Amica had issued an automobile insurance policy covering a Jeep Cherokee owned by the decedent. The policy provided uninsured motorist coverage and
included a hit-and-run vehicle within its definition of “uninsured motor vehicle.” However, the policy contained an owned vehicle exclusion which precluded coverage for injuries sustained by an insured “while occupying, or when struck by, any motor vehicle owned by that insured which is not insured for this coverage under this policy.” The policy defined “occupying” as “in, upon, getting in, on, out or off” of a vehicle.
The estate brought a declaratory judgment action seeking a determination that it was entitled to uninsured motorist benefits under the Amica policy.

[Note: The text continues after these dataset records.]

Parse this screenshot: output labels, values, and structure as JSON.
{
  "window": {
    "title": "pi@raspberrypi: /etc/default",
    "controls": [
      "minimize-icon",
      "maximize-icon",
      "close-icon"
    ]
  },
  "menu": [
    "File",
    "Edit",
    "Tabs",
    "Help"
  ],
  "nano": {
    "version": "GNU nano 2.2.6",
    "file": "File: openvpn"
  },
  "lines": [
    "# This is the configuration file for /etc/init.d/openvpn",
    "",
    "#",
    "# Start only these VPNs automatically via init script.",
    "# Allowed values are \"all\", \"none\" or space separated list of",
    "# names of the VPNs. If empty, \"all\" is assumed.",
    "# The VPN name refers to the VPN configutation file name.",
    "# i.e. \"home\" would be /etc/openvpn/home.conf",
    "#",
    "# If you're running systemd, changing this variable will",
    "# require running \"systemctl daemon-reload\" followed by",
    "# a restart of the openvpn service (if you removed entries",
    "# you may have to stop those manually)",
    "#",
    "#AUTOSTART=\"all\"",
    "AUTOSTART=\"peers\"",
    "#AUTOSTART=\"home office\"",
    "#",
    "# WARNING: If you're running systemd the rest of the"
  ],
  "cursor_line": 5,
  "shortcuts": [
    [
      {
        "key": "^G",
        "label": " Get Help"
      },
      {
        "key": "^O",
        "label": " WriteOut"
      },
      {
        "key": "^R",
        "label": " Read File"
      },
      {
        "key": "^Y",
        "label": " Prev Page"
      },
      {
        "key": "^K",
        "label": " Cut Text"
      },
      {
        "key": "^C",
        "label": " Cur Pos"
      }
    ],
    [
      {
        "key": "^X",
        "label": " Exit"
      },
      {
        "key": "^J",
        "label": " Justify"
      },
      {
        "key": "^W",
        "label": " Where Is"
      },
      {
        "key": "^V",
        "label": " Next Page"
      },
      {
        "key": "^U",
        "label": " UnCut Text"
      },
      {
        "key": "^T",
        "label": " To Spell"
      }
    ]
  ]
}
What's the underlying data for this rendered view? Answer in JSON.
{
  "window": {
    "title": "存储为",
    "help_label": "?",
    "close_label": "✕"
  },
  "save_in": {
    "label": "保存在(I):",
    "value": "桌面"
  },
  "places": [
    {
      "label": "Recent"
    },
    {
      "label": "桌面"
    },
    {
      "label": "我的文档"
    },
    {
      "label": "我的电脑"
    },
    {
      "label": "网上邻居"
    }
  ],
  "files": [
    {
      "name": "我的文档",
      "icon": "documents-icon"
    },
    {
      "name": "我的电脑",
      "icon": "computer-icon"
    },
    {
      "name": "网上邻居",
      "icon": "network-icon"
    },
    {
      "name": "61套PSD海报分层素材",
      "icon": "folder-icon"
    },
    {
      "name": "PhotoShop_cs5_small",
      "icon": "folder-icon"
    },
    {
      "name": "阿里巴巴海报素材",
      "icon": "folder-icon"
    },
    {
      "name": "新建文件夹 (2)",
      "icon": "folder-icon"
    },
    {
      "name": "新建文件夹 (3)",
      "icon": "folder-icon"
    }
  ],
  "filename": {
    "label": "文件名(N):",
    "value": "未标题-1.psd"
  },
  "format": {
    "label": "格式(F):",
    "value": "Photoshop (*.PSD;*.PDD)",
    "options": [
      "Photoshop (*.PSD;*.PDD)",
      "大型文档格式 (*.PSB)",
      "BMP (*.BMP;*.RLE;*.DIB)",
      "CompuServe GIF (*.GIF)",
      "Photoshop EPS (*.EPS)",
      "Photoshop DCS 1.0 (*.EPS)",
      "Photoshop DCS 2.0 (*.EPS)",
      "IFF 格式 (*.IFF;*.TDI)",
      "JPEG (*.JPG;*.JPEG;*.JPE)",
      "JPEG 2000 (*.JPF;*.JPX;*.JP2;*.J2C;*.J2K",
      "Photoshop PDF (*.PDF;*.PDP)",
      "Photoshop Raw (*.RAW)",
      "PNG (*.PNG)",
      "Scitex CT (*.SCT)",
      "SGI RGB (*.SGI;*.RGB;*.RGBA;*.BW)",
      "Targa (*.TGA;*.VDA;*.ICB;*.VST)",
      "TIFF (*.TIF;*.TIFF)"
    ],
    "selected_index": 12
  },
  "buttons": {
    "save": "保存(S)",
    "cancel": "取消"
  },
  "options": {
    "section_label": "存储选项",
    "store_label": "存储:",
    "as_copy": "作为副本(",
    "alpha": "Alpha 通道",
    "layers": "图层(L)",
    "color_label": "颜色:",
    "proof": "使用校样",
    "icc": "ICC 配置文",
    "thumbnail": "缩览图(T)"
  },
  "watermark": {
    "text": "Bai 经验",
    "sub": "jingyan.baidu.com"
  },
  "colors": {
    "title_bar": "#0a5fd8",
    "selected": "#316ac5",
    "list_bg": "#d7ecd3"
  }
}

The parties filed cross motions for summary judgment. The issue before the court was whether the decedent was “occupying” the motorcycle for purposes of the owned vehicle exclusion. The trial court granted summary judgment in favor of the estate, ruling that, whether one viewed the circumstances in terms of distance or time, the decedent was no longer “occupying” the motorcycle when he was struck by the hit-and-run vehicle.
Amica appealed, arguing that the decedent was “occupying” the motorcycle because he had not yet severed his connection to the motorcycle and had not yet reached a place of safety.
The decedent was not “occupying” the motorcycle as defined by the Amica policy since he was not “in, upon, getting in, on or off” the motorcycle according to the Supreme Court, because he had been lying several feet away from the motorcycle for several seconds at the time he was struck by the oncoming vehicle, and therefore had severed his connection with the motorcycle.
The Court noted that the insurer could have written the policy to exclude coverage for injuries “arising out of the use of” any motor vehicle which is not insured under the policy, but did not do so. The “plain language” of the policy’s owned vehicle exclusion and its definition of “occupying” required a finding in favor of coverage.